Learning from Unilever’s creativity in numbers

A recent article in the UK’s Marketing magazine (28 April 2010) reported on how Unilever is experimenting on a global level with crowd sourced creative after successfully trialing smaller campaigns in 2009 with Peperami and Lipton Tea.

The brief which is available from partner MOFILMs website is asking for content based on 13 of its most famous global brands including Ben & Jerry’s, Dove deodorant (Real Women campaign pictured), Knorr, Sure, Sunsilk and Vaseline.

At first glance, it seems preposterous that one of the world’s largest advertisers should commit to paying out a modest £70,000 in receipt for a raft of creative ideas whilst risking significant brand damage and upsetting its roster of global brand partners.

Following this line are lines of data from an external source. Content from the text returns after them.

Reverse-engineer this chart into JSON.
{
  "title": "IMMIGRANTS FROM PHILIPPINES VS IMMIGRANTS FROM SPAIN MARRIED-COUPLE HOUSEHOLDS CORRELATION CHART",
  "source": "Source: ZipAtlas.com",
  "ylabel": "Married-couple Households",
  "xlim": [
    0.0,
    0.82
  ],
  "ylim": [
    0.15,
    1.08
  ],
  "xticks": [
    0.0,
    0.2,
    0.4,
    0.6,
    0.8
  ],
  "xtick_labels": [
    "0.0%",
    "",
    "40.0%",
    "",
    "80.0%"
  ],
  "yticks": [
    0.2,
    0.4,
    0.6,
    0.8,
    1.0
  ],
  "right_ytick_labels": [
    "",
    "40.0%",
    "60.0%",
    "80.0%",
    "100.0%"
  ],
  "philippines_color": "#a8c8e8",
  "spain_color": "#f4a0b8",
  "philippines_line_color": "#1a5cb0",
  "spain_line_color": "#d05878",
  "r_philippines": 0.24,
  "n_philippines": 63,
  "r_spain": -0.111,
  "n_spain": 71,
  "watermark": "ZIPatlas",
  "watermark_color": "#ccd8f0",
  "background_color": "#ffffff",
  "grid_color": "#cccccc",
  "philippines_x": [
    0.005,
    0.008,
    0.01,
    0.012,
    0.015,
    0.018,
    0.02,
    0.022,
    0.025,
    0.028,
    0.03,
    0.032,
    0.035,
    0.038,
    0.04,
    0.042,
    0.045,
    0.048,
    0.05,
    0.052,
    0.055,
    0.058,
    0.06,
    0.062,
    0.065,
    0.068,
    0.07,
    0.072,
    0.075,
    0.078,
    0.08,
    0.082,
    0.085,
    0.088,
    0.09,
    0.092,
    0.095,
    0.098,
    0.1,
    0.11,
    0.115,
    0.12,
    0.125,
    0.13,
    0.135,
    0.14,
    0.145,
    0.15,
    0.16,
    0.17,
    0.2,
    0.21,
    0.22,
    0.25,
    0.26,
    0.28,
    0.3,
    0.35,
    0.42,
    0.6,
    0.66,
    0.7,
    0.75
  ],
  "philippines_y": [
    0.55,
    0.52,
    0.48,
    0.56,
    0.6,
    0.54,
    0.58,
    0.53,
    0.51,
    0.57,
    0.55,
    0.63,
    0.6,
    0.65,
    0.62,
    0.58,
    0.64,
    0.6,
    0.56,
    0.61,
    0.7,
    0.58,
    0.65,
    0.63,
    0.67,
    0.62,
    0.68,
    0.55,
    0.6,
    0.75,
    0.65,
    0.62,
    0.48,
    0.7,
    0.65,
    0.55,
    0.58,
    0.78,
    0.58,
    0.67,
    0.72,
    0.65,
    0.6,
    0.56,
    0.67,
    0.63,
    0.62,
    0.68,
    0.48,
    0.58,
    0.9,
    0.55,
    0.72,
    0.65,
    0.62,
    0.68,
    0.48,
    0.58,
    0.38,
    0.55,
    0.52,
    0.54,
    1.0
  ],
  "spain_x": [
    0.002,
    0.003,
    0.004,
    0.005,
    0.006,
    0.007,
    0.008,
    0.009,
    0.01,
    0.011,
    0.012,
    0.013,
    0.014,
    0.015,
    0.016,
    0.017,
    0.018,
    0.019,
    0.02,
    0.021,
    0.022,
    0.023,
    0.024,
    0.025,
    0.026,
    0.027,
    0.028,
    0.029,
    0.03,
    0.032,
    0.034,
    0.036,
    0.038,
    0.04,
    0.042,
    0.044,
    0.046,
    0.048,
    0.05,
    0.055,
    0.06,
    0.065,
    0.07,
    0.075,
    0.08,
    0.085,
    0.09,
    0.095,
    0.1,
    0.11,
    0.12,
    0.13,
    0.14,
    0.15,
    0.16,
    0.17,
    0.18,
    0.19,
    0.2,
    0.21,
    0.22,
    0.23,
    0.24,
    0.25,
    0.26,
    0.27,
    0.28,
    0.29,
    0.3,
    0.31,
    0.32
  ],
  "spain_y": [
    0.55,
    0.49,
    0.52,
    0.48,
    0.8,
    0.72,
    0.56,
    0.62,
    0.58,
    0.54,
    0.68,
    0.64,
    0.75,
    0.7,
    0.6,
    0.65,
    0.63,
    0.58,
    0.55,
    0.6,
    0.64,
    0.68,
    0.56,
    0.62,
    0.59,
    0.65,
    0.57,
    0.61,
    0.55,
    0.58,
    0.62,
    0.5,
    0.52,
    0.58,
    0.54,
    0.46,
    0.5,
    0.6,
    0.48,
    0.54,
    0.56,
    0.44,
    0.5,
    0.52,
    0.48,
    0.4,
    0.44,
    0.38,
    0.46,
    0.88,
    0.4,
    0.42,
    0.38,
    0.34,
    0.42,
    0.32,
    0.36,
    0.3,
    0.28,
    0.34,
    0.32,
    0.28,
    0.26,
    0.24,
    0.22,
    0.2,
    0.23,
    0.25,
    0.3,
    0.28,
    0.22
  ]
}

There are undoubted economic and creative opportunities for Unilever as a client in running such a scheme.

For one, it heralds a shift in the subsidization of fat cat agencies, their bloated structures and network models. Rather than paying for 24:7 access and the staffing of agency offices across the globe that arguably spend more time biccuring internally over Unilever P&L, Unilever are paying solely for ideas generation within the crowd sourced model.

Secondly, there is an empowering injection of work into the global creative industry at a more micro level. It affords creatives previously shut out with an opportunity to work with Unilever brands. This alone should stimulate some fascinating creative content.

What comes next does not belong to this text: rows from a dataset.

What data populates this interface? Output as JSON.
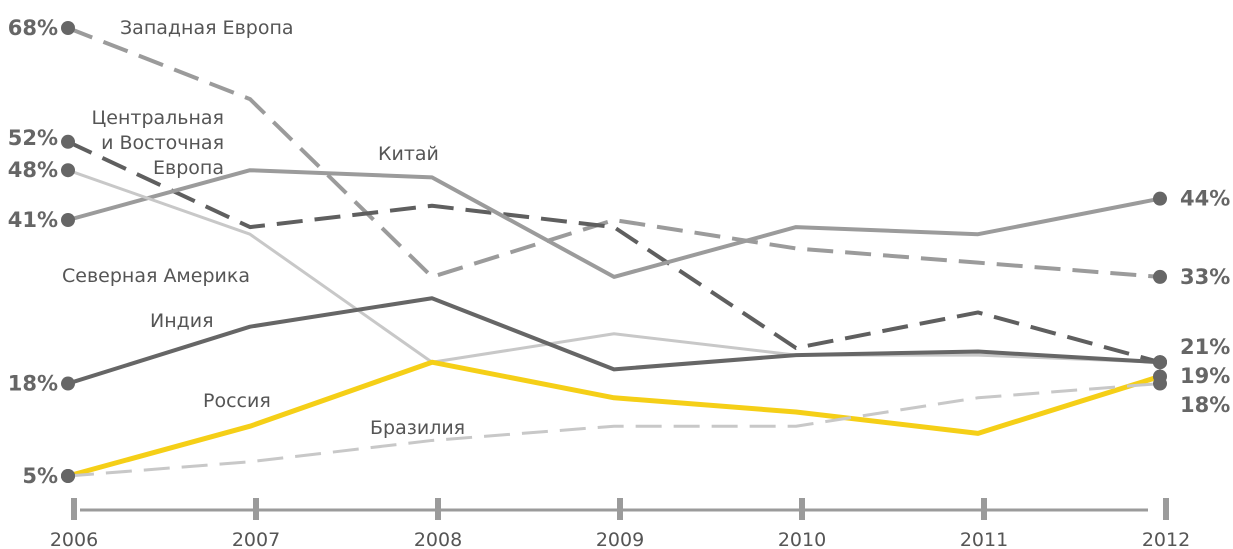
{
  "chart_data": {
    "type": "line",
    "x": [
      2006,
      2007,
      2008,
      2009,
      2010,
      2011,
      2012
    ],
    "x_tick_labels": [
      "2006",
      "2007",
      "2008",
      "2009",
      "2010",
      "2011",
      "2012"
    ],
    "ylim": [
      0,
      70
    ],
    "grid": false,
    "series": [
      {
        "name": "Западная Европа",
        "label_lines": [
          "Западная Европа"
        ],
        "values": [
          68,
          58,
          33,
          41,
          37,
          35,
          33
        ],
        "color": "#9b9b9b",
        "dash": "dashed",
        "width": 4
      },
      {
        "name": "Центральная и Восточная Европа",
        "label_lines": [
          "Центральная",
          "и Восточная",
          "Европа"
        ],
        "values": [
          52,
          40,
          43,
          40,
          23,
          28,
          21
        ],
        "color": "#5f5f5f",
        "dash": "dashed",
        "width": 4
      },
      {
        "name": "Китай",
        "label_lines": [
          "Китай"
        ],
        "values": [
          41,
          48,
          47,
          33,
          40,
          39,
          44
        ],
        "color": "#9b9b9b",
        "dash": "solid",
        "width": 4
      },
      {
        "name": "Северная Америка",
        "label_lines": [
          "Северная Америка"
        ],
        "values": [
          48,
          39,
          21,
          25,
          22,
          22,
          21
        ],
        "color": "#c8c8c8",
        "dash": "solid",
        "width": 3
      },
      {
        "name": "Индия",
        "label_lines": [
          "Индия"
        ],
        "values": [
          18,
          26,
          30,
          20,
          22,
          22.5,
          21
        ],
        "color": "#666666",
        "dash": "solid",
        "width": 4
      },
      {
        "name": "Россия",
        "label_lines": [
          "Россия"
        ],
        "values": [
          5,
          12,
          21,
          16,
          14,
          11,
          19
        ],
        "color": "#f5cf17",
        "dash": "solid",
        "width": 5
      },
      {
        "name": "Бразилия",
        "label_lines": [
          "Бразилия"
        ],
        "values": [
          5,
          7,
          10,
          12,
          12,
          16,
          18
        ],
        "color": "#c8c8c8",
        "dash": "dashed",
        "width": 3
      }
    ],
    "start_labels": [
      {
        "text": "68%",
        "value": 68
      },
      {
        "text": "52%",
        "value": 52
      },
      {
        "text": "48%",
        "value": 48
      },
      {
        "text": "41%",
        "value": 41
      },
      {
        "text": "18%",
        "value": 18
      },
      {
        "text": "5%",
        "value": 5
      }
    ],
    "end_labels": [
      {
        "text": "44%",
        "value": 44
      },
      {
        "text": "33%",
        "value": 33
      },
      {
        "text": "21%",
        "value": 21
      },
      {
        "text": "19%",
        "value": 19
      },
      {
        "text": "18%",
        "value": 18
      }
    ]
  }
}
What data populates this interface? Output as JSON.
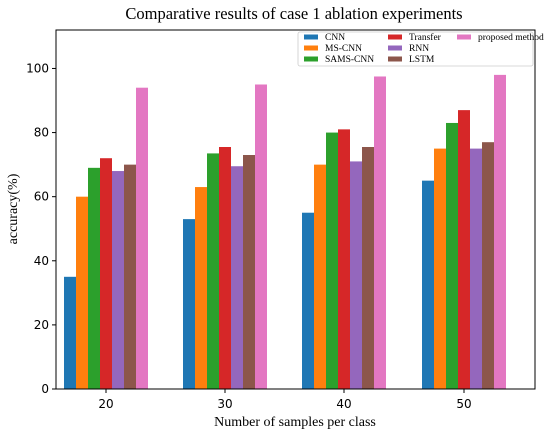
{
  "chart_data": {
    "type": "bar",
    "title": "Comparative results of case 1 ablation experiments",
    "xlabel": "Number of samples per class",
    "ylabel": "accuracy(%)",
    "categories": [
      "20",
      "30",
      "40",
      "50"
    ],
    "ylim": [
      0,
      112
    ],
    "yticks": [
      0,
      20,
      40,
      60,
      80,
      100
    ],
    "grid": false,
    "legend_position": "top-right",
    "series": [
      {
        "name": "CNN",
        "color": "#1f77b4",
        "values": [
          35,
          53,
          55,
          65
        ]
      },
      {
        "name": "MS-CNN",
        "color": "#ff7f0e",
        "values": [
          60,
          63,
          70,
          75
        ]
      },
      {
        "name": "SAMS-CNN",
        "color": "#2ca02c",
        "values": [
          69,
          73.5,
          80,
          83
        ]
      },
      {
        "name": "Transfer",
        "color": "#d62728",
        "values": [
          72,
          75.5,
          81,
          87
        ]
      },
      {
        "name": "RNN",
        "color": "#9467bd",
        "values": [
          68,
          69.5,
          71,
          75
        ]
      },
      {
        "name": "LSTM",
        "color": "#8c564b",
        "values": [
          70,
          73,
          75.5,
          77
        ]
      },
      {
        "name": "proposed method",
        "color": "#e377c2",
        "values": [
          94,
          95,
          97.5,
          98
        ]
      }
    ]
  }
}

Thirdly, in a recessionary economy, Unilever’s decision to review their marketing spend and in some respects ‘work smarter’ is natural and is likely to have a positive effect on margins. In time could it perhaps even equate to lower consumer prices at the till?

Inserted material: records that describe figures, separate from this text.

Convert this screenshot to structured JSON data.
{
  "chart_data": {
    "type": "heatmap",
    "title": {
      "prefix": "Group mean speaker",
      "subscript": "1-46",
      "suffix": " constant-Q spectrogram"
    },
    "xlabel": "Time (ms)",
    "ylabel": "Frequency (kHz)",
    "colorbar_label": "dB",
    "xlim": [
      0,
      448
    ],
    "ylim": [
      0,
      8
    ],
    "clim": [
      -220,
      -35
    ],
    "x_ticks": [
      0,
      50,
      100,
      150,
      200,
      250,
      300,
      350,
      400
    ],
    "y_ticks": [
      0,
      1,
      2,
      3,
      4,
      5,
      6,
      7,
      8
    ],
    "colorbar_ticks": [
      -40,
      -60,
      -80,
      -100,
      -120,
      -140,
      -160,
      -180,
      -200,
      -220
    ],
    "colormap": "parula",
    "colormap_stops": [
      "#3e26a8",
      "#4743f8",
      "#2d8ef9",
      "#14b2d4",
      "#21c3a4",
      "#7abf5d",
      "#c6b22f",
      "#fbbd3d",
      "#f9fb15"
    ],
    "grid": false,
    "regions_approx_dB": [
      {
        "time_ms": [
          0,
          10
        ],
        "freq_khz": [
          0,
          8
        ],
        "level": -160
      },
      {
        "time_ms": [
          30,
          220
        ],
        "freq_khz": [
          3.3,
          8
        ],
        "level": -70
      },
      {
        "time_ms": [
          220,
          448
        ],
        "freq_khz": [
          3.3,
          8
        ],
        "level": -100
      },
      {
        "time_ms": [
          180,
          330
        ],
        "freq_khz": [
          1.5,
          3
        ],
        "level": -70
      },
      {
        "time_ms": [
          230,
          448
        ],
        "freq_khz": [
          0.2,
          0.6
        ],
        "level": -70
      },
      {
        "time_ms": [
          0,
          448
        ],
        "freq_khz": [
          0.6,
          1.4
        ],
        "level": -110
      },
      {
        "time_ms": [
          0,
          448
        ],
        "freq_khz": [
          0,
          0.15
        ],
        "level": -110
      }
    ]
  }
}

Critics argue that these schemes don’t take into account strategic planning or implementation, areas which do clearly require further consideration. Perhaps though, that is and should always be the remit of the in-house marketer? What we can be assured of is crowd sourced content is here to stay.

What can we take from this? That crowdsourcing only works when you have the brand equity to support it to start with? No, I think most brands could utilise this approach to generate some additional ideas – think about running a graduate program through your local college / university. It gives the students some valuable real life experience, and it provides you some fresh creative perspective and regional kudos!